Darnell me demande ensuite si je veux récupérer Mark. "Dikkie et moi, on se dit que tu as peut-être besoin d'un adjoint opérationnel, au-delà de Eolynn. Ce sera plus simple de pouvoir compter sur deux adjoints qui ne vont pas questionner tes ordres ?", questionne Caradoc avec un air entendu.

"Si ça te va", je réponds lentement quand j'ai fini de peser les implications.

"Dikkie et Winnie ont l'habitude de travailler ensemble et j'ai de bonnes relations avec elles deux. Je crois vraiment que ça équilibrerait ton côté, mais c'est bien sûr ta décision."

"Merci du conseil, Caradoc", je décide parce que Darnell est mon pote depuis l'enfance, qu'il m'a aidé à mes débuts et que je ne sais pas si on a réellement une relation à la hauteur de l'Entente entre ma mère et les Paulsen, mais je ne crois pas que ses conseils soient intéressés.
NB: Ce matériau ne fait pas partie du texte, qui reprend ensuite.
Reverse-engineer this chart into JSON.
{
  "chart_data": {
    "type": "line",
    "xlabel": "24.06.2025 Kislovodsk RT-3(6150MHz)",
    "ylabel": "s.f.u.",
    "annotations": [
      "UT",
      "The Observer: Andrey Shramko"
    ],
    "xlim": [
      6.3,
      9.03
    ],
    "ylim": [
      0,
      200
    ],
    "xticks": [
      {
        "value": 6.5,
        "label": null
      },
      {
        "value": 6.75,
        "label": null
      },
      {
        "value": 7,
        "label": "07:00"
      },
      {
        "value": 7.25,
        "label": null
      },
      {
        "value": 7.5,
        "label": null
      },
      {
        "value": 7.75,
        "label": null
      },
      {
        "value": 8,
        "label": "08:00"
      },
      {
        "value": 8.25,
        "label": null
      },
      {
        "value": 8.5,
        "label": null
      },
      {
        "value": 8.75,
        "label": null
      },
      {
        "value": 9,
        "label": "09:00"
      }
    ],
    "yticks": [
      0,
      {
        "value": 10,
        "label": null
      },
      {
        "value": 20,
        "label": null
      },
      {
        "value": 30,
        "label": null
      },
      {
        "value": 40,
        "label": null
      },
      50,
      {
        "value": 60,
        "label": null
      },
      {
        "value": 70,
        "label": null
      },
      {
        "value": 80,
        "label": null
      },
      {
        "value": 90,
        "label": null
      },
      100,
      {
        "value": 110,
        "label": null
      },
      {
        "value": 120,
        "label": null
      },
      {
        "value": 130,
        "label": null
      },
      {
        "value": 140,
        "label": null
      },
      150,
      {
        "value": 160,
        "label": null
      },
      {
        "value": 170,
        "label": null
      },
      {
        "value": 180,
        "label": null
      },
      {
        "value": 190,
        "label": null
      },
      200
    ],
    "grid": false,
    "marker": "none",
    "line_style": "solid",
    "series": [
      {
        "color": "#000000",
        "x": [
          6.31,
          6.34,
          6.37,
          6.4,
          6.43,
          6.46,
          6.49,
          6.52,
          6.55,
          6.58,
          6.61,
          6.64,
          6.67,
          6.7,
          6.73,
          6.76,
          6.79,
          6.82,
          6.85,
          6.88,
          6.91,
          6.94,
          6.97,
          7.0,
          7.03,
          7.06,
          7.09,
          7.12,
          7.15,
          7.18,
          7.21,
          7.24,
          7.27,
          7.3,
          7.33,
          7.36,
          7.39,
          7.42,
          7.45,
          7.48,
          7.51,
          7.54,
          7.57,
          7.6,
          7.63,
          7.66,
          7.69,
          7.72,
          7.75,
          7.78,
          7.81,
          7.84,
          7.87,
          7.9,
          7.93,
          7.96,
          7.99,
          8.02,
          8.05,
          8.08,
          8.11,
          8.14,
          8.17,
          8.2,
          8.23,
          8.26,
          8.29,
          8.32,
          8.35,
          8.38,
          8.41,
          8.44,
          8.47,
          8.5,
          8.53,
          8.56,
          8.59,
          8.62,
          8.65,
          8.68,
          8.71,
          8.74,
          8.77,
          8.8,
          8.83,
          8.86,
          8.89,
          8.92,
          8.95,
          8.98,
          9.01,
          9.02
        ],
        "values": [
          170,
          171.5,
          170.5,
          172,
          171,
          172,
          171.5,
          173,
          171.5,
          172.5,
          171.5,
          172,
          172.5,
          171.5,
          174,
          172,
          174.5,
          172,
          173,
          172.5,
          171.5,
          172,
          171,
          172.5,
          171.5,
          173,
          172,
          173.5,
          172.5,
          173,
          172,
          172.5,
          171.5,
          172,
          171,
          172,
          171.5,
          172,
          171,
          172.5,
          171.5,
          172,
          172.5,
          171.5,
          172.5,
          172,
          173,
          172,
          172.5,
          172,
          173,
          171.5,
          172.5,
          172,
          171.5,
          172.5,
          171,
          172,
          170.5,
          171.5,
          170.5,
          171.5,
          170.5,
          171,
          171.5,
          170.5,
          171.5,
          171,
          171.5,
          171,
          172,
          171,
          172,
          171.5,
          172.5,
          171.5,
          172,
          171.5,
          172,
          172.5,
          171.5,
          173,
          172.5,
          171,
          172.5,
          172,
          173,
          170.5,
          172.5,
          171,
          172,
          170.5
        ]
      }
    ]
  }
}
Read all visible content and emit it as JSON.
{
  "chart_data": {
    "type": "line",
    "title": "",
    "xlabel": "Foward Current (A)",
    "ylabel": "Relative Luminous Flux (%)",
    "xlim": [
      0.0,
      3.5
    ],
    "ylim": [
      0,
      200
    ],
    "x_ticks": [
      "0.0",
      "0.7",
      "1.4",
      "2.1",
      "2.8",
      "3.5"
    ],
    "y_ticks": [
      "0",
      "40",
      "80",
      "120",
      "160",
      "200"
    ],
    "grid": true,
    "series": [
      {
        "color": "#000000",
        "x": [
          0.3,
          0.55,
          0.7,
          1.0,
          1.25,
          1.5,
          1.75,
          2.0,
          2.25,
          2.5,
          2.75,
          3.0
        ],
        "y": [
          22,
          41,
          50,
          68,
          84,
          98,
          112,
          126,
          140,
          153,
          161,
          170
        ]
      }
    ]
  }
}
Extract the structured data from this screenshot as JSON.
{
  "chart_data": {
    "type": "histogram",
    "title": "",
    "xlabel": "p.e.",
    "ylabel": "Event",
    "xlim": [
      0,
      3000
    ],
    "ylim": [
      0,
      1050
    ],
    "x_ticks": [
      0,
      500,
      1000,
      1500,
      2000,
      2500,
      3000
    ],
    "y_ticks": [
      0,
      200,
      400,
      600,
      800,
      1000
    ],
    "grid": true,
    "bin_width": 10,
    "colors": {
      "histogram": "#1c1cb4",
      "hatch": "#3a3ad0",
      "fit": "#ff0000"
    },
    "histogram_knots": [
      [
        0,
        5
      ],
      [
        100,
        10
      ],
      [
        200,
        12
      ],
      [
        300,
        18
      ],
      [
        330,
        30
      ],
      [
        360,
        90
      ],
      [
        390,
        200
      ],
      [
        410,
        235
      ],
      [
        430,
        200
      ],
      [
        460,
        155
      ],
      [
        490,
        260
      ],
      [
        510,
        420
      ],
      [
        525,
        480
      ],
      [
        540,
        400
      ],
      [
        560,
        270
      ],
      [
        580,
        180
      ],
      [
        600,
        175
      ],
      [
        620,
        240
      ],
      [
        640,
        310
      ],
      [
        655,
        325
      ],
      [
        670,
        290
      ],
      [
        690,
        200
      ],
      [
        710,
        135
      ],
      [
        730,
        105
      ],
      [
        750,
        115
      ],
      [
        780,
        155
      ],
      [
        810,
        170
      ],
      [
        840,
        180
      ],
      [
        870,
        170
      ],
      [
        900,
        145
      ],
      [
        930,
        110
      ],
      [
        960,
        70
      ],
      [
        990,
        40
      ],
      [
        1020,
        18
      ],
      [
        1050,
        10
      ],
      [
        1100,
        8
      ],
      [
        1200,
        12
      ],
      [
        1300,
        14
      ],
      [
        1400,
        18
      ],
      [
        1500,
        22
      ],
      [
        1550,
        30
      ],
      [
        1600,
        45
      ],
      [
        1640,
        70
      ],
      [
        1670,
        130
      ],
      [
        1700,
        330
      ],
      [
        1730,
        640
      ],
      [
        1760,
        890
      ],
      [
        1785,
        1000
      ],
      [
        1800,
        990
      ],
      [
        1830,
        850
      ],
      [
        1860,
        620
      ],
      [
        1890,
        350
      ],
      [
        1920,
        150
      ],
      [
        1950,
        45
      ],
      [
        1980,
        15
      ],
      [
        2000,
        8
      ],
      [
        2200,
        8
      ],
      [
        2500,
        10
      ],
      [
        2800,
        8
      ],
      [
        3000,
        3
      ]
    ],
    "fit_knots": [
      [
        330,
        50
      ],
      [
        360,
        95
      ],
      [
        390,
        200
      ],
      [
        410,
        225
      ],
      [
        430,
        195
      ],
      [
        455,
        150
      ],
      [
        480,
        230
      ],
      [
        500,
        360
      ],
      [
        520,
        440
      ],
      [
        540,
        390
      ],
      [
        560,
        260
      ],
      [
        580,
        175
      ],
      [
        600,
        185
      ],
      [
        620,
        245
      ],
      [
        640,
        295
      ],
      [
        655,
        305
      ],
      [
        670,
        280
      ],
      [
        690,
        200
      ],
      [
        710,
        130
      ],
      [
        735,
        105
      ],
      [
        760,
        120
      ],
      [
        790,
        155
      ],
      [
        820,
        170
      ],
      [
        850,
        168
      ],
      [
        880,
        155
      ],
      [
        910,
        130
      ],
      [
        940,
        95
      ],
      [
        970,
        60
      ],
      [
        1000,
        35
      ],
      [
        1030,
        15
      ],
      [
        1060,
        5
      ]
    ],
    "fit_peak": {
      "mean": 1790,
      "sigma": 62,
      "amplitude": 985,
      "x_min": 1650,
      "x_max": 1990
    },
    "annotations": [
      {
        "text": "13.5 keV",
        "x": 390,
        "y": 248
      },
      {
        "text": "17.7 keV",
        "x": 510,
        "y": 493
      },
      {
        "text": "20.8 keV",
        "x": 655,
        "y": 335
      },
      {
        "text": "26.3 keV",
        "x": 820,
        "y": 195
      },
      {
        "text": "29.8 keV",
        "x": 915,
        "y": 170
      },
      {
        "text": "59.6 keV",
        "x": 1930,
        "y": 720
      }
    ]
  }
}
"Mark va être content de te retrouver", estime Dikkie qui a attendu la fin de notre échange avec une réserve à son honneur. C'est la plus âgée et la plus expérimentée d'entre nous, même si elle n'a pas le plus haut grade. Elle a été la cheffe de Sam qui la tient pour une bosseuse, réaliste et efficace. Beaucoup pensent qu'elle a été nommée en Écosse pour avoir la chance de prouver ses capacités de chef d'équipe et éventuellement monter en grade. Elle aurait de quoi être amère, mais elle préfère me parler de Mark : "Il a toujours besoin de ton approbation."

Cette question réglée, on se penche ensuite, cartes et modélisations magiques à l'appui, sur notre fameux plan. Celui que j'ai fait sous la houlette assez lâche de Ron qui l'a fait valider par toutes les huiles — ma mère, Paulsen, Shacklebolt, Maisonclaire, Zorrillo — avec très peu de modifications au final. Je sais que je devrais en être fière, mais là, ce que je ressens, c'est le poids de la responsabilité.

"Les renforts de Londres arriveront trente minutes avant l'assaut", souligne Caradoc. "Il faudra être prêts... "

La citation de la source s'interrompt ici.